Questa esigenza di un ricambio non solo nell’anagrafe, ma nella visione delle classi dirigenti, in Italia per motivi evidenti è particolarmente urgente e costituisce quasi una precondizione per ogni credibile progetto riformista. Nel nostro paese la mobilità sociale in tutti i suoi aspetti – mobilità nel reddito, nell’accesso alle professioni, nella composizone delle élite – è lentissima e l’età media delle rappresentanze politiche e sociali, anche per questo, decisamente elevata. A ciò si aggiunga che le nostre classi dirigenti – dalla politica, al sindacato, alla stessa impresa – si sono formate su tradizioni, su pensieri ormai fuori dal tempo.
Il rischio, allora, è che se il ricambio avviene per cooptazione, i “nuovi”, per quanto giovani di anagrafe, riproducano categorie di analisi assai poco contemporanee: rischio evidentissimo se si leggono i documenti politici sfornati a raffica dai Giovani Turchi, che sebbene ora si atteggino a rottamatori per convenienza tattica, tuttavia propongono analisi, proposte, visioni quanto mai inattuali.
Infine, vi è ancora una ragione, forse più pressante di tutte, che deve obbligare Pd e centrosinistra a rinnovare volti e comportamenti delle sue leadership. àˆ la caduta verticale di etica pubblica nella classe politica, dalla quale non siamo affatto immuni.

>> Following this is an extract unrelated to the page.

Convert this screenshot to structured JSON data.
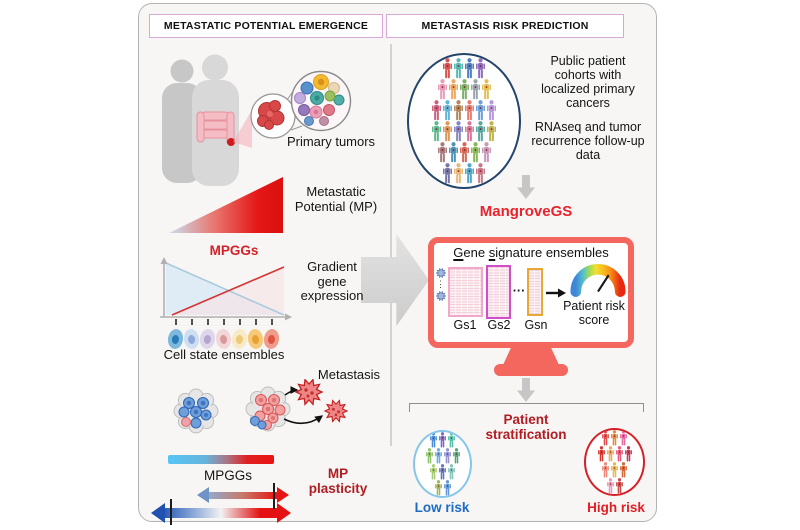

Dall’altra parte fanno di peggio? Può darsi. Noi ci risparmiamo i bunga bunga e le feste in costume da antichi greci? Benissimo. Ma dalle tante vicende di vera e propria corruzione al malcostume dilagante che ha visto i partiti, ad ogni livello e senza apprezzabili distinzioni, attribuirsi prebende e privilegi e utilizzare in modo improprio, privatistico, il denaro pubblico, noi fino ad ora siamo stati parte del problema più che della soluzione.
Per questo, per tutto questo, noi scegliamo Renzi. Il suo discorso, le sue proposte, il suo impegno per un rinnovamento profondo della basi culturali e programmatiche del centrosinistra, ci sembrano un’occasione da non perdere. Il nostro paese nella crisi odierna sta pagando un sovraprezzo pesante a inerzie, arretratezze, inefficienze accumulate in decenni. Ma se smettiamo di fare l’Italietta, se sconfiggiamo i nostri lati oscuri – primo fra tutti: l’abitudine all’illegalità – e scommettiamo con coraggio sui nostri talenti, dalla manifattura di qualità all’economia verde, possiamo prepararci un futuro all’altezza della nostra storia.
Scegliamo Renzi non perché siamo in cerca di un leader moderato. Se le parole hanno un senso compiuto, possiamo dire di sentirci, da ecologisti, una “sinistra radicale”: molto più radicali e molto più di sinistra, nelle idee di cambiamento, di tutti quelli che oggi si scoprono socialisti duri e puri. Nemmeno siamo innamorati dell’agenda Monti: provvidenziale per salvare l’Italia dal baratro in cui stava precipitando, ma lontanissima da un progetto adatto ad affrontare i problemi e i bisogni del Paese. No. Scegliamo Renzi perché, nelle condizioni date, impersona molto meglio la possibilità di avvicinare il centrosinistra all’immagine di un’idea progressista contemporanea, efficace, convincente. L’immagine su cui era nato il Pd, la premessa obbligata per vincere prima le elezioni e poi la sfida difficilissima del governo.